Is there any good example about Lie algebra homomorphisms? My textbook gave an example of the trace, but I think to get a better comprehension, more examples are still needed.
Any example will be helpful ~
 A: A good source of examples is the free Lie algebra $\mathcal L(n)$, on generators $X_1,\ldots, X_n$. This is defined as the vector space with basis given by all formal bracketing expressions of generators, such as $[X_1,X_2]$, $[X_3+2X_4,[X_5,X_7]]$, etc. One the takes the quotient by relators representing antisymmetry of the bracket, the Jaobi identity and multilinearity.
This gives a lot of homomorphisms. For example, $\mathcal L(n)$ maps homomorphically onto $\mathcal L(n-1)$ where the homomorphism is defined by setting a variable equal to $0$. Similarly $\mathcal L(n)$ maps to $\mathcal L(n+1)$ by inclusion, which is a Lie algebra homomorphism.

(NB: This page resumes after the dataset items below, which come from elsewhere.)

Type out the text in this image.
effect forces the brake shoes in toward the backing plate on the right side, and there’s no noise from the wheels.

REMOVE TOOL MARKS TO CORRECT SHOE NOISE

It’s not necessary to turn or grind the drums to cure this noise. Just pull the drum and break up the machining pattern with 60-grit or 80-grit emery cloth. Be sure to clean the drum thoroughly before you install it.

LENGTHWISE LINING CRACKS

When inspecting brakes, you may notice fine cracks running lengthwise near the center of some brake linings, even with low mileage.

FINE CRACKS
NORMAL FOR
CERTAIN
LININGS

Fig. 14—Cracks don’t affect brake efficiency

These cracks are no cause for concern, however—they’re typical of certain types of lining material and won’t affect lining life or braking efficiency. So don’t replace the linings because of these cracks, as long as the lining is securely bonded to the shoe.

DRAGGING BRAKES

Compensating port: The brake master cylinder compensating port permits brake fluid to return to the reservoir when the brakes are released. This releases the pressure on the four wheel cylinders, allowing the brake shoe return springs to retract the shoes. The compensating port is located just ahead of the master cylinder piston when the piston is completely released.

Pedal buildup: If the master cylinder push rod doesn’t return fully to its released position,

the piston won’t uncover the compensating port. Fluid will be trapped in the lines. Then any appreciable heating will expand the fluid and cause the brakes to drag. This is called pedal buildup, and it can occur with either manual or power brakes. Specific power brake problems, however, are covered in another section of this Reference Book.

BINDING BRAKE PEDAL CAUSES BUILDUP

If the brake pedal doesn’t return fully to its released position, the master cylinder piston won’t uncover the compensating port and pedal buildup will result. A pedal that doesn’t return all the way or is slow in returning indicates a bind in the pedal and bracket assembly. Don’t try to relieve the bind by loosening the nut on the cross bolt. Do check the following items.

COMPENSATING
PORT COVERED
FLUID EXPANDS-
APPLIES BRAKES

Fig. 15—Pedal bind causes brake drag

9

Indeed, since the free Lie algebra only includes relations that are present in every Lie algebra, one can show that there is a surjective homomorphism from a free Lie algebra onto any finitely generated Lie algebra.
Another example that just occurred to me: any associative ring can be thought of as a Lie algebra using the bracket $[a,b]=ab-ba$. Any ring homomorphism will induce a Lie algebra homomorphism.
A: Let $V_k$ be the space of homogeneous polynomials of degree $k$ on the unknowns $x_1,x_2,\ldots,x_n$. The differential operators $a_{ij}=x_i\dfrac{\partial}{\partial x_j}$ act on the space $V_k$. It is an easy exercise to show that
$$
[a_{ij},a_{kl}]=\delta_{jk}a_{il}-\delta_{il}a_{kj}.
$$
Therefore the mapping $e_{ij}\mapsto a_{ij}$ is a homomorphism of Lie algebras from $gl_n$ to $gl(V_k)$.
Addendum: Here $\delta_{ij}$ is the Kronecker delta, and by $e_{ij}$ I mean the matrix with 1 at the intersection of row $i$ and column $j$ and zeros elsewhere. This is, of course, an example of a simple representation of $gl_n$, but I hope it will be helpful also, when you reach that point in your studies.